In order to determine motion delay, I'm looking at xSum plots generated at 1600 and 8000 CPI. The line further to the left denotes the sensor with less motion delay. Determining motion delay on the Krypton 750 is complicated by the fact that sensor response is not consistent. Hence, these numbers should be taken as approximations. At 1600 CPI, I can measure a motion delay differential of roughly 1.5 ms. At 8000 CPI, a motion delay differential of 5 ms can be observed. There appears to be a smoothing transition point past 5000 CPI, but I cannot tell for sure which step it is.

Speed-related Accuracy Variance (SRAV)

What people typically mean when they talk about "acceleration" is speed-related accuracy variance (or SRAV for short). It's not about the mouse having a set amount of inherent positive or negative acceleration, but about the cursor not traveling the same distance if the mouse is moved the same physical distance at different speeds. The easiest way to test this is by comparison with a control subject that is known to have very low SRAV, which in this case is the G403. As you can see from the plot, no displacement between the two cursor paths can be observed, which confirms that SRAV is very low.

Perfect Control Speed

Perfect Control Speed (or PCS for short) is the maximum speed up to which the mouse and its sensor can be moved without the sensor malfunctioning in any way.
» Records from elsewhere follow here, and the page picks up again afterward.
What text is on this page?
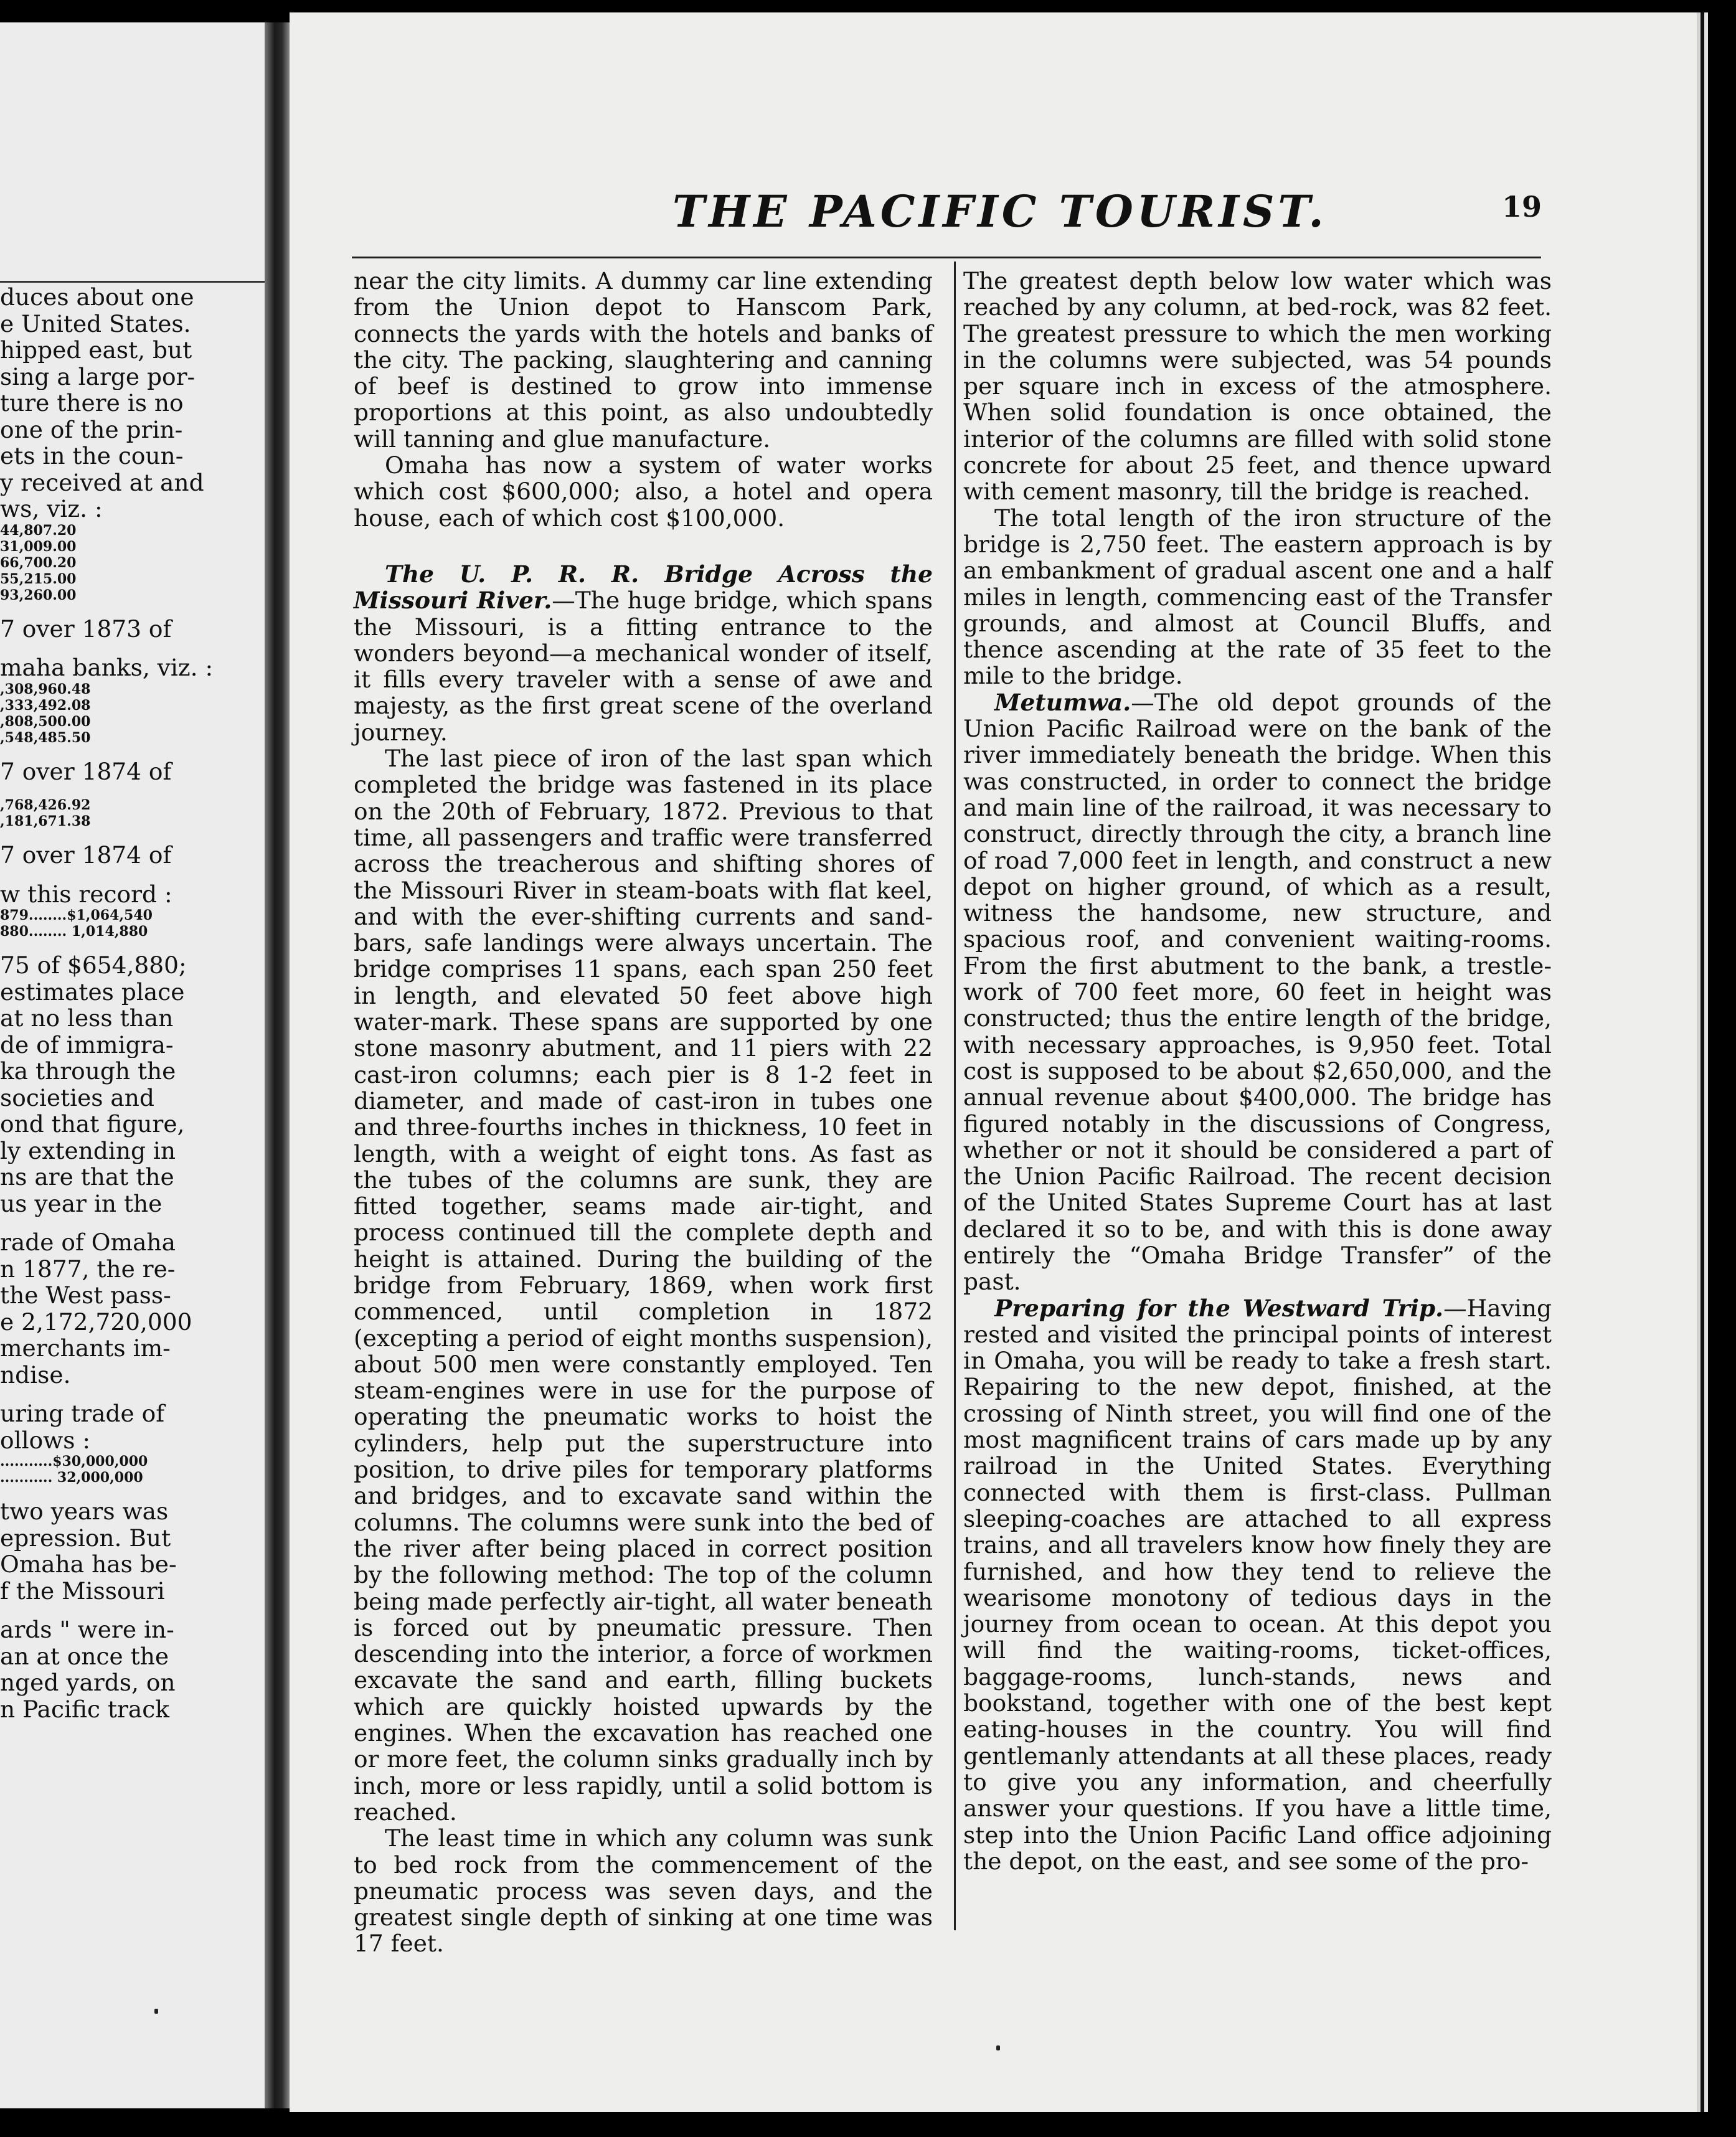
duces about one
e United States.
hipped east, but
sing a large por-
ture there is no
one of the prin-
ets in the coun-
y received at and
ws, viz. :
44,807.20
31,009.00
66,700.20
55,215.00
93,260.00
7 over 1873 of
maha banks, viz. :
,308,960.48
,333,492.08
,808,500.00
,548,485.50
7 over 1874 of
,768,426.92
,181,671.38
7 over 1874 of
w this record :
879........$1,064,540
880........ 1,014,880
75 of $654,880;
estimates place
at no less than
de of immigra-
ka through the
societies and
ond that figure,
ly extending in
ns are that the
us year in the
rade of Omaha
n 1877, the re-
the West pass-
e 2,172,720,000
merchants im-
ndise.
uring trade of
ollows :
...........$30,000,000
........... 32,000,000
two years was
epression. But
Omaha has be-
f the Missouri
ards " were in-
an at once the
nged yards, on
n Pacific track
THE PACIFIC TOURIST.	19

near the city limits. A dummy car line extending from the Union depot to Hanscom Park, connects the yards with the hotels and banks of the city. The packing, slaughtering and canning of beef is destined to grow into immense proportions at this point, as also undoubtedly will tanning and glue manufacture.

Omaha has now a system of water works which cost $600,000; also, a hotel and opera house, each of which cost $100,000.

The U. P. R. R. Bridge Across the Missouri River.—The huge bridge, which spans the Missouri, is a fitting entrance to the wonders beyond—a mechanical wonder of itself, it fills every traveler with a sense of awe and majesty, as the first great scene of the overland journey.

The last piece of iron of the last span which completed the bridge was fastened in its place on the 20th of February, 1872. Previous to that time, all passengers and traffic were transferred across the treacherous and shifting shores of the Missouri River in steam-boats with flat keel, and with the ever-shifting currents and sand-bars, safe landings were always uncertain. The bridge comprises 11 spans, each span 250 feet in length, and elevated 50 feet above high water-mark. These spans are supported by one stone masonry abutment, and 11 piers with 22 cast-iron columns; each pier is 8 1-2 feet in diameter, and made of cast-iron in tubes one and three-fourths inches in thickness, 10 feet in length, with a weight of eight tons. As fast as the tubes of the columns are sunk, they are fitted together, seams made air-tight, and process continued till the complete depth and height is attained. During the building of the bridge from February, 1869, when work first commenced, until completion in 1872 (excepting a period of eight months suspension), about 500 men were constantly employed. Ten steam-engines were in use for the purpose of operating the pneumatic works to hoist the cylinders, help put the superstructure into position, to drive piles for temporary platforms and bridges, and to excavate sand within the columns. The columns were sunk into the bed of the river after being placed in correct position by the following method: The top of the column being made perfectly air-tight, all water beneath is forced out by pneumatic pressure. Then descending into the interior, a force of workmen excavate the sand and earth, filling buckets which are quickly hoisted upwards by the engines. When the excavation has reached one or more feet, the column sinks gradually inch by inch, more or less rapidly, until a solid bottom is reached.

The least time in which any column was sunk to bed rock from the commencement of the pneumatic process was seven days, and the greatest single depth of sinking at one time was 17 feet.

The greatest depth below low water which was reached by any column, at bed-rock, was 82 feet. The greatest pressure to which the men working in the columns were subjected, was 54 pounds per square inch in excess of the atmosphere. When solid foundation is once obtained, the interior of the columns are filled with solid stone concrete for about 25 feet, and thence upward with cement masonry, till the bridge is reached.

The total length of the iron structure of the bridge is 2,750 feet. The eastern approach is by an embankment of gradual ascent one and a half miles in length, commencing east of the Transfer grounds, and almost at Council Bluffs, and thence ascending at the rate of 35 feet to the mile to the bridge.

Metumwa.—The old depot grounds of the Union Pacific Railroad were on the bank of the river immediately beneath the bridge. When this was constructed, in order to connect the bridge and main line of the railroad, it was necessary to construct, directly through the city, a branch line of road 7,000 feet in length, and construct a new depot on higher ground, of which as a result, witness the handsome, new structure, and spacious roof, and convenient waiting-rooms. From the first abutment to the bank, a trestle-work of 700 feet more, 60 feet in height was constructed; thus the entire length of the bridge, with necessary approaches, is 9,950 feet. Total cost is supposed to be about $2,650,000, and the annual revenue about $400,000. The bridge has figured notably in the discussions of Congress, whether or not it should be considered a part of the Union Pacific Railroad. The recent decision of the United States Supreme Court has at last declared it so to be, and with this is done away entirely the “Omaha Bridge Transfer” of the past.

Preparing for the Westward Trip.—Having rested and visited the principal points of interest in Omaha, you will be ready to take a fresh start. Repairing to the new depot, finished, at the crossing of Ninth street, you will find one of the most magnificent trains of cars made up by any railroad in the United States. Everything connected with them is first-class. Pullman sleeping-coaches are attached to all express trains, and all travelers know how finely they are furnished, and how they tend to relieve the wearisome monotony of tedious days in the journey from ocean to ocean. At this depot you will find the waiting-rooms, ticket-offices, baggage-rooms, lunch-stands, news and bookstand, together with one of the best kept eating-houses in the country. You will find gentlemanly attendants at all these places, ready to give you any information, and cheerfully answer your questions. If you have a little time, step into the Union Pacific Land office adjoining the depot, on the east, and see some of the pro-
I've only managed to hit a measly 4.5 m/s (which is within the proclaimed PCS range), at which no sign of the sensor malfunctioning can be observed.

Polling Rate Stability

All of the available polling rate settings (125, 250, 500, and 1000 Hz) look and perform fine. Polling stability is unaffected by any of the available RGB lighting effects.

Paint Test

This test is used to indicate any potential issues with angle snapping (non-native straightening of linear motion) and jitter, along with any sensor lens rattle. As you can see, no issues with angle snapping can be observed. As mentioned above, it is difficult to say at which point and to which degree smoothing is applied. Even the Paint test is hardly conclusive as jitter increases throughout, so it being or not being lessened by smoothing throughout is equally probable. For what it's worth, even the highest CPI steps shows nothing more than moderate jitter. Lastly, there is no lens movement.

Lift-off Distance

The Krypton 750 does not offer any LOD adjustment. The sensor does track at a height of 1 DVD, but not at a height of 2 DVDs (1.2 mm<x<2.4 mm, with x being LOD height). Keep in mind that LOD may vary slightly depending on the mousing surface (pad) it is being used on.

Click Latency

Since mechanical switches are being used for the buttons in most computer mice, debouncing is required in order to avoid unintended double clicks. Debouncing typically adds a delay (along with any potential processing delay), which shall be referred to as click latency. As there is no way to measure said delay directly, it has to be done by comparing it to a control subject, which in this case is the Logitech G100s. Using the "10 ms" setting, click latency has been measured to be roughly +0.7 ms when compared to the SteelSeries Ikari, which is considered as the baseline with 0 ms, with standard deviation being 0.72 ms. The "20 ms" setting has been measured to be +1.5 ms, with a standard deviation of 0.73 ms, and the "100 ms" setting to be +7.1 ms, with a standard deviation of 0.73 ms. Please keep in mind that the measured value is not the absolute click latency. Comparison data comes from this thread as well as my own testing, using qsxcv's program.